Kevin Murphy, September 18, 2020, Domain Registrars

Pioneering registrar Webcentral has turned down Web.com’s offer to acquire it in favor of a lower offer from telecommunications company 5G Networks.

The company announced this week that 5GN will pay one share for ever 12 shares of Webcentral, which works to to between AUD 18.7 million and AUD 19.5 million ($14.24), depending on which trailing average price you use.

That’s between AUD 0.153 and AUD 0.16 per share, compared to Web.com’s recently increased bid of AUD 0.18 per share.

It’s a 138% premium based on 5GN’s September 16 closing price and Webcentral’s closing price before the Web.com deal was announced two months ago.

So why take the lower offer?
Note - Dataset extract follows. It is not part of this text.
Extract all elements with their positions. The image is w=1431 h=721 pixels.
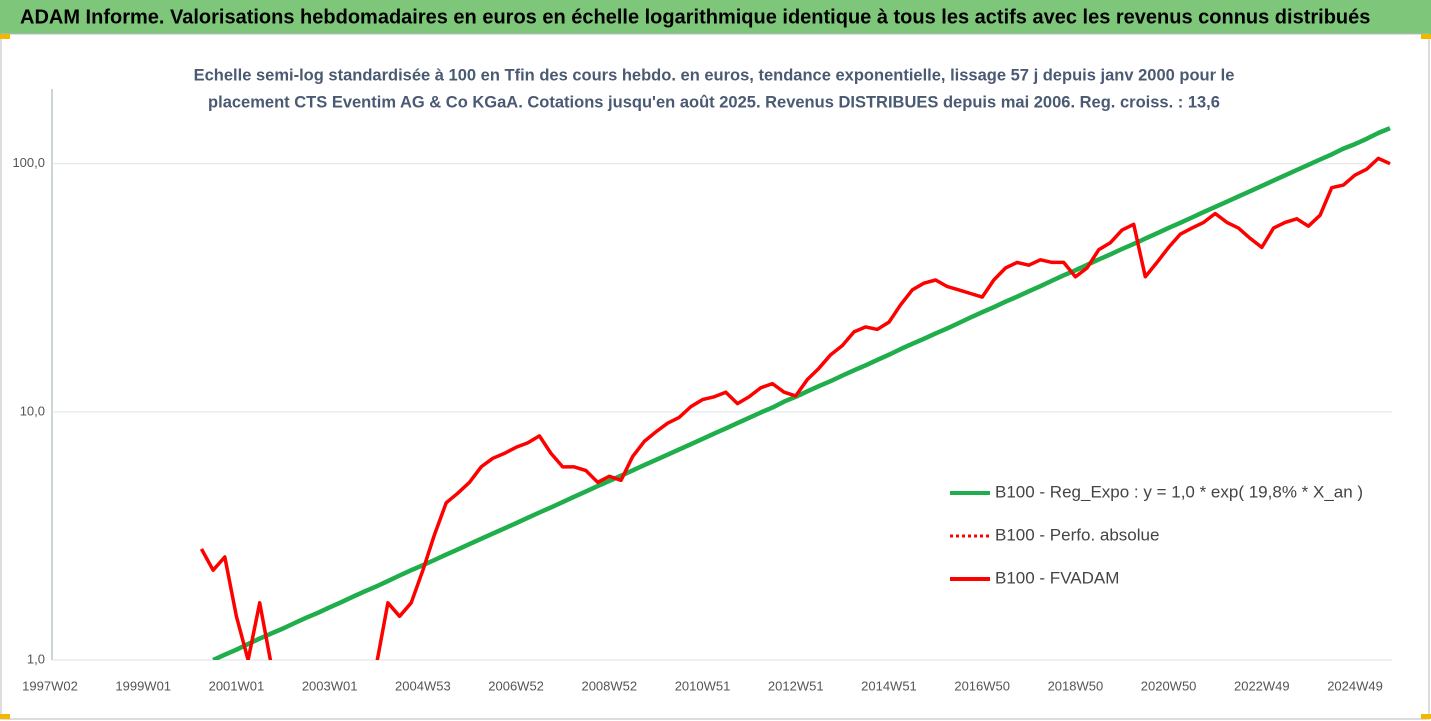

Webcentral offered a few reasons, the most compelling of which was that there seems to have been a certain amount of arm-twisting going on.

The Web.com deal would have required 75% of Webcentral’s shares to be voted in favor of the acquisition and 5GN already owned over 10% and said it would vote them against. The 5GN deal only requires it to acquire 50.1% of the shares.

5GN will also pay off Webcentral’s debts and pay Web.com the AUD 500,000 penalty incurred for breaking the original July deal.

Webcentral was previously known as ARQ Group and, as one of the original five ICANN=accredited registrars, Melbourne IT. It owns the registrars Netregistry and Domainz. it became Webcentral after selling its wholesale business to CentralNic and its enterprise unit to private equity.

5GN, despite the name, is a largely wire-based telco and hosting provider. It doesn’t currently own any registrars.